Kindergarten Kekec is an extension of a typical Slovene prefab kindergarten from the 1980s. Situated in one of Ljubljana's residential areas, Kekec answers the growing demand for kindergartens. This comes as a result of Ljubljana having witnessed considerable population growth as well as legislative changes and a planned increase in building density inside the highway ring surrounding the city.

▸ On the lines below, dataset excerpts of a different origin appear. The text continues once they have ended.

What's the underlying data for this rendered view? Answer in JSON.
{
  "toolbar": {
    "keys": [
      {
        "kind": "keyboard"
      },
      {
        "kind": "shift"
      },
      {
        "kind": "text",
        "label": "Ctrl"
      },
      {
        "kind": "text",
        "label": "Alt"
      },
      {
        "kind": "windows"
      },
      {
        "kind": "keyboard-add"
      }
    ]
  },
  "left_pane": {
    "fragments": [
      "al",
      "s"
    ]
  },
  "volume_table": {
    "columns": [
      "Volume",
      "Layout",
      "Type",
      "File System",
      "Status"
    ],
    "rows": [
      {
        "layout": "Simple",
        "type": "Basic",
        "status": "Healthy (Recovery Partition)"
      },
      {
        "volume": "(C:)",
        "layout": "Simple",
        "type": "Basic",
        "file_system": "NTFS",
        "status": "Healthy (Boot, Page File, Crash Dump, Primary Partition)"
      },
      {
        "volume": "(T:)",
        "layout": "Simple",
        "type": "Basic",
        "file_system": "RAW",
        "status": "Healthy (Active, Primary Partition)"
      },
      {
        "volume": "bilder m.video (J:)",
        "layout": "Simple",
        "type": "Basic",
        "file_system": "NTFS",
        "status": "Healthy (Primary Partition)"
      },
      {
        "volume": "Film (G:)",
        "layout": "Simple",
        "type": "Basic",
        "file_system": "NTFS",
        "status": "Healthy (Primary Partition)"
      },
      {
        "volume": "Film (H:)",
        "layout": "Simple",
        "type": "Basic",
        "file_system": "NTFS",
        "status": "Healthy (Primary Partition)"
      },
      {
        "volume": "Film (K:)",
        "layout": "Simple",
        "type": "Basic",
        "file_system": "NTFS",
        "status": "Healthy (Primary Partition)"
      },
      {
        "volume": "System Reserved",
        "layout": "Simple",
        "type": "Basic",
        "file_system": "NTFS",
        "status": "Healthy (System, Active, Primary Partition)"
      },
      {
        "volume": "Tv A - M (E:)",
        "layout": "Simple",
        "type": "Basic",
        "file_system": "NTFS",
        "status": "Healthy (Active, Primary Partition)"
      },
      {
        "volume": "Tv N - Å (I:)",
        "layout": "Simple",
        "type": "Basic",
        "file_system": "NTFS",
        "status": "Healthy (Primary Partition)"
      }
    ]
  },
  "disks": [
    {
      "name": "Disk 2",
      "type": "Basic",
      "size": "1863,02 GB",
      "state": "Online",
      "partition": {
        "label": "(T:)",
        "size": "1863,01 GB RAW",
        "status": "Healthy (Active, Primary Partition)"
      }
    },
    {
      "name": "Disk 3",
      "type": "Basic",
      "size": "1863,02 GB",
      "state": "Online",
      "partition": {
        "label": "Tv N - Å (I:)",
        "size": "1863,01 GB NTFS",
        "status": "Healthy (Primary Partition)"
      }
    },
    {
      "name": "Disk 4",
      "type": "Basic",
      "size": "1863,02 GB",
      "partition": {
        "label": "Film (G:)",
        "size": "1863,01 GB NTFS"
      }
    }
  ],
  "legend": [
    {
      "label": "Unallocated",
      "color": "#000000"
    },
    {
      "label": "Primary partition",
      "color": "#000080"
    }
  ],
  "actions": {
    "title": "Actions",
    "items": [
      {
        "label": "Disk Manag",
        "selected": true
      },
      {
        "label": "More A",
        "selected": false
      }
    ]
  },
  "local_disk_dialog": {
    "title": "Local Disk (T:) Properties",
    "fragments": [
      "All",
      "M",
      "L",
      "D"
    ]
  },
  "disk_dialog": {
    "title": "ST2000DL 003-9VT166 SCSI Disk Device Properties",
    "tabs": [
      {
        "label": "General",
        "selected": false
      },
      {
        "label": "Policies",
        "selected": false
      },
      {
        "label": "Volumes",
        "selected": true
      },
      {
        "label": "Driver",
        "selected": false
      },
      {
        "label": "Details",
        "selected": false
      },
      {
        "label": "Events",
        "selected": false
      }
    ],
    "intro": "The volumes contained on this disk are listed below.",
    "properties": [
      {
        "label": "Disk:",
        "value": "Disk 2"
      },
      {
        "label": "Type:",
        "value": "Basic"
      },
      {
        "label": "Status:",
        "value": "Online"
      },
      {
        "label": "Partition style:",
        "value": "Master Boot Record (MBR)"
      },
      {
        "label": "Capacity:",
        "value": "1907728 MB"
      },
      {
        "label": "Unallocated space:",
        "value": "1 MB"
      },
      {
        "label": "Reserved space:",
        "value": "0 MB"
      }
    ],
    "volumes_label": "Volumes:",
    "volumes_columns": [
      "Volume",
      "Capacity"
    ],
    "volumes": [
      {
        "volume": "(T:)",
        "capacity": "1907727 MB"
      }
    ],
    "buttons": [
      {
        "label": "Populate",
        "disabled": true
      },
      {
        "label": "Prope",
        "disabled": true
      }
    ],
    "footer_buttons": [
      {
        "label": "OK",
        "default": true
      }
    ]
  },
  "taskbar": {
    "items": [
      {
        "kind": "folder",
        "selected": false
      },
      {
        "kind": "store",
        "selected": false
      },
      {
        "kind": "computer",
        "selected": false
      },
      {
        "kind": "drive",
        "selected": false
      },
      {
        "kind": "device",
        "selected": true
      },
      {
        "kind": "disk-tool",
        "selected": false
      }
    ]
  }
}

The construction is made from prefabricated wood and was built in three days only. The main design concept derives from the existing kindergarten's lack of play equipment. The new façade solves this weakness by offering a play element along all three exterior walls. It consists of dark brown roughcast and timber slats revolving around their vertical axe. The slats are the colour of natural wood on one side but painted into nine different bright colours on the other side. Aside from serving as a shading element, the toy slats provide for children's play and learning: as the children manipulate the colourful wooden planks they get to know different colours, experience wood as a natural material and constantly change the appearance of their kindergarten, all at the same time.
The new kindergarten annex is attached to the south side of the existing building and stretches into the garden, which has enlarged the volume by an additional 130m2 of playroom surfaces. Playrooms are compact but allow for the furniture to be arranged in various formations. Daylight floods the interior from three sides as well as the roof. Located between the two playrooms, washrooms have large glass openings, which visually increase their volume as well as ease tutor supervision. Wardrobes in the narrow cloakroom are made from pure natural wood. Wardrobes in the narrow changing room are made from pure natural wood and have pull-out boxes for shoes in all the colours of the façade, which function as a space saver, since they also serve as a bench.